Apache ZooKeeper insights
Open SourceVersions: [current]14 metricsApache Kafka (pre-KRaft) stores critical metadata in ZooKeeper including broker registrations, topic configurations, and controller election state. High ZooKeeper latency or unavailability directly impacts Kafka broker operations and can cause broker flapping or topic unavailability.
ZooKeeper ensemble health depends on maintaining a quorum of synchronized followers. When synced_followers drops to exactly quorum size, the cluster is one failure away from losing write availability.
When outstanding_requests grows above zero consistently, ZooKeeper cannot keep up with incoming request load. This leads to increased latency and potential client session timeouts.
ZooKeeper's heartbeat mechanism means high server latency directly causes client disconnects. When average latency exceeds 50ms or max latency spikes above 100ms, clients may fail to send heartbeats within their session timeout window.
A very high watch count (tens of thousands) consumes significant memory and causes latency spikes when many watches fire simultaneously.

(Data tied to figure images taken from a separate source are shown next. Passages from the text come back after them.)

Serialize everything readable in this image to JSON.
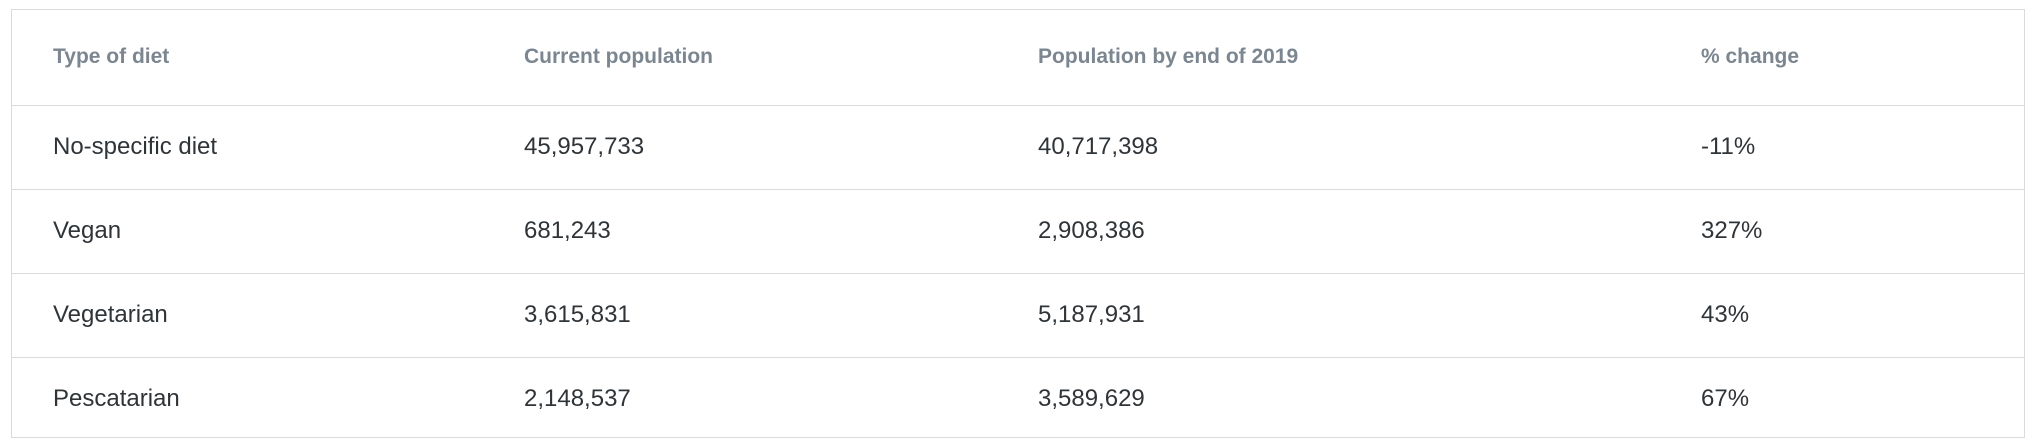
{
  "table": {
    "headers": [
      "Type of diet",
      "Current population",
      "Population by end of 2019",
      "% change"
    ],
    "rows": [
      [
        "No-specific diet",
        "45,957,733",
        "40,717,398",
        "-11%"
      ],
      [
        "Vegan",
        "681,243",
        "2,908,386",
        "327%"
      ],
      [
        "Vegetarian",
        "3,615,831",
        "5,187,931",
        "43%"
      ],
      [
        "Pescatarian",
        "2,148,537",
        "3,589,629",
        "67%"
      ]
    ]
  },
  "colors": {
    "header_text": "#7b8690",
    "body_text": "#2f3438",
    "border": "#d9dcdf",
    "background": "#ffffff"
  }
}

This is often caused by clients creating watches without proper cleanup.
When client connections are not evenly distributed across ensemble members, some nodes become overloaded while others remain underutilized, leading to performance degradation on heavily loaded nodes.

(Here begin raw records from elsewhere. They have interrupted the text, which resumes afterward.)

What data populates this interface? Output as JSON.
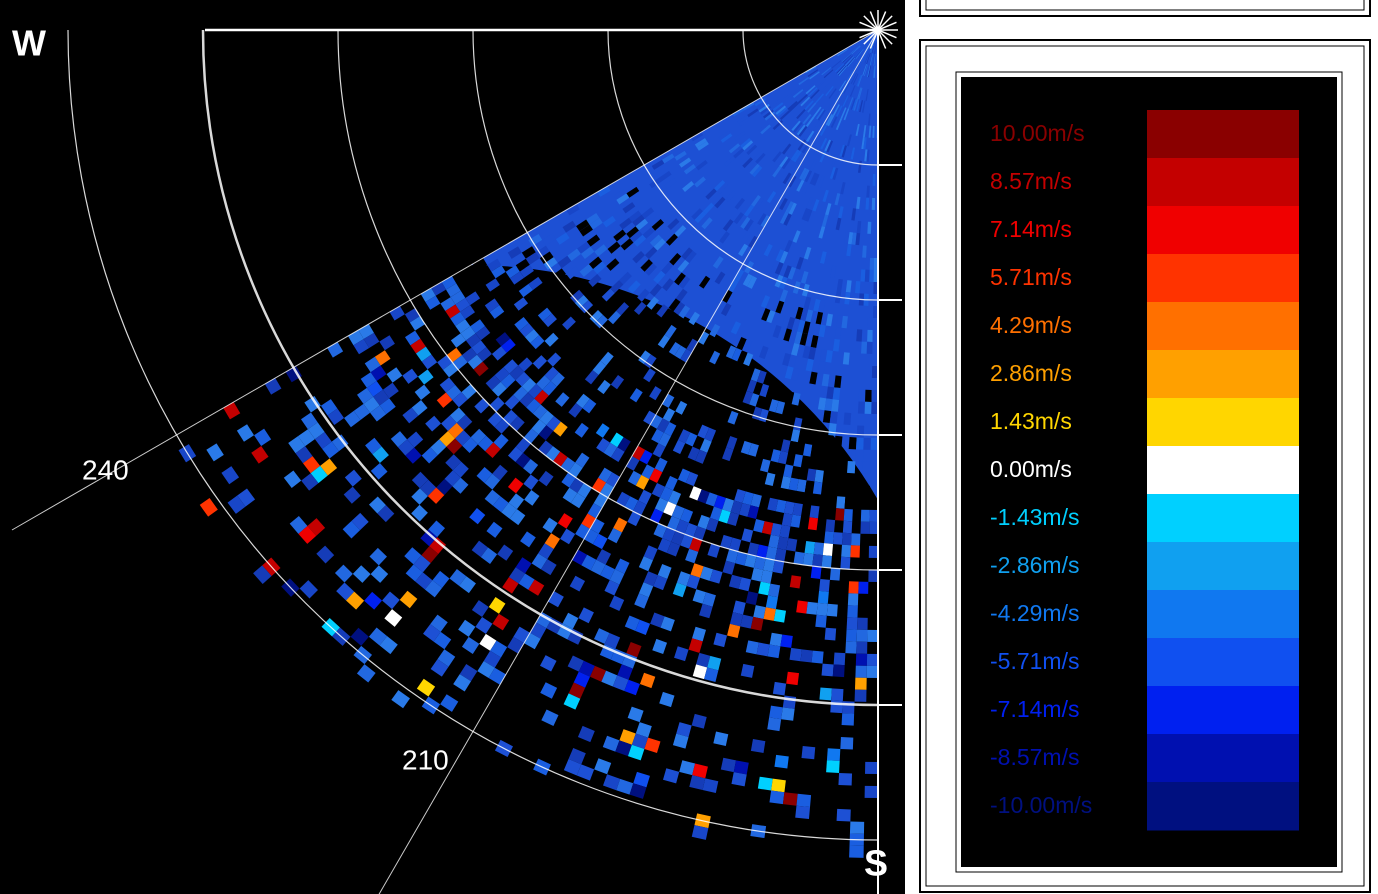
{
  "radar": {
    "compass": {
      "west": "W",
      "south": "S"
    },
    "azimuth_labels": [
      "240",
      "210"
    ]
  },
  "legend": {
    "entries": [
      {
        "label": "10.00m/s",
        "color": "#8a0000"
      },
      {
        "label": "8.57m/s",
        "color": "#c40000"
      },
      {
        "label": "7.14m/s",
        "color": "#f00000"
      },
      {
        "label": "5.71m/s",
        "color": "#ff3300"
      },
      {
        "label": "4.29m/s",
        "color": "#ff7000"
      },
      {
        "label": "2.86m/s",
        "color": "#ffa000"
      },
      {
        "label": "1.43m/s",
        "color": "#ffd600"
      },
      {
        "label": "0.00m/s",
        "color": "#ffffff"
      },
      {
        "label": "-1.43m/s",
        "color": "#00d0ff"
      },
      {
        "label": "-2.86m/s",
        "color": "#10a0f0"
      },
      {
        "label": "-4.29m/s",
        "color": "#1078f0"
      },
      {
        "label": "-5.71m/s",
        "color": "#1050f0"
      },
      {
        "label": "-7.14m/s",
        "color": "#0020f0"
      },
      {
        "label": "-8.57m/s",
        "color": "#0010b0"
      },
      {
        "label": "-10.00m/s",
        "color": "#001080"
      }
    ]
  }
}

ZooKeeper performance degrades when the total number of znodes approaches 1 million. High znode counts increase memory usage and can slow down operations, especially startup and snapshot creation.
ZooKeeper writes transaction logs synchronously to disk using fsync. High fsync times (>100ms average) directly block request processing and cause cascading latency issues across the entire ensemble.

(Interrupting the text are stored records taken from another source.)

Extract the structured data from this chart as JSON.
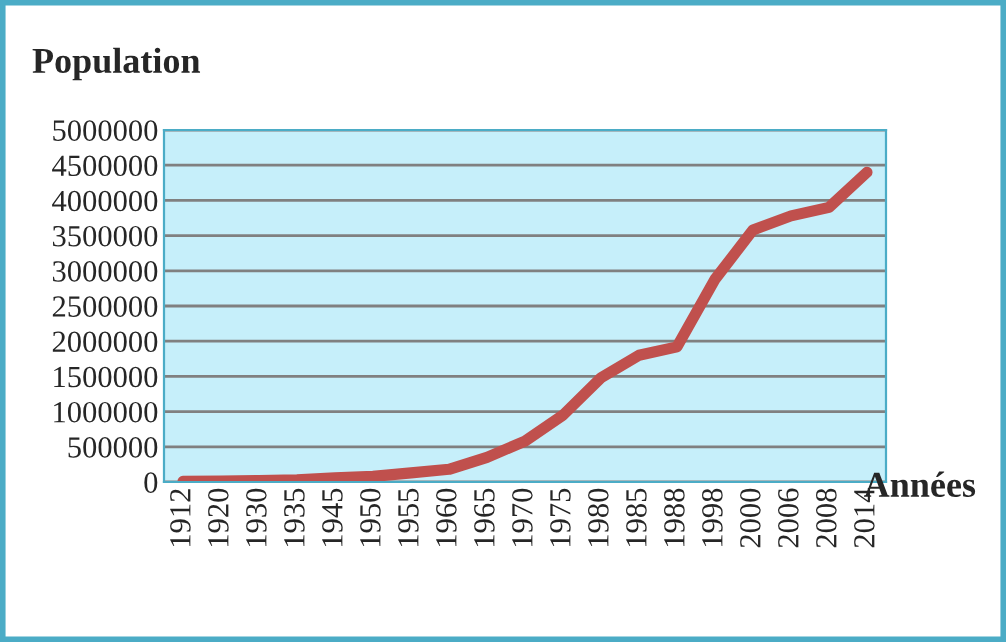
{
  "chart_data": {
    "type": "line",
    "title": "Population",
    "xlabel": "Années",
    "categories": [
      "1912",
      "1920",
      "1930",
      "1935",
      "1945",
      "1950",
      "1955",
      "1960",
      "1965",
      "1970",
      "1975",
      "1980",
      "1985",
      "1988",
      "1998",
      "2000",
      "2006",
      "2008",
      "2014"
    ],
    "series": [
      {
        "color": "#c0504d",
        "values": [
          10000,
          15000,
          20000,
          30000,
          60000,
          80000,
          130000,
          180000,
          350000,
          580000,
          950000,
          1480000,
          1800000,
          1920000,
          2880000,
          3580000,
          3780000,
          3900000,
          4400000
        ]
      }
    ],
    "ylim": [
      0,
      5000000
    ],
    "yticks": [
      0,
      500000,
      1000000,
      1500000,
      2000000,
      2500000,
      3000000,
      3500000,
      4000000,
      4500000,
      5000000
    ],
    "grid": "y",
    "legend": false,
    "marker": "none",
    "line_style": "solid"
  }
}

Frequent or prolonged leader elections indicate network connectivity issues between ensemble members. During elections, the cluster cannot process write requests, causing application-level outages.
ZooKeeper opens file descriptors for client connections, log files, and internal operations. Approaching the OS file descriptor limit causes connection failures and operational issues.
Long GC pauses halt all ZooKeeper threads including heartbeat processing, causing client sessions to expire. Even well-tuned JVMs can experience occasional long pauses that exceed typical session timeout windows.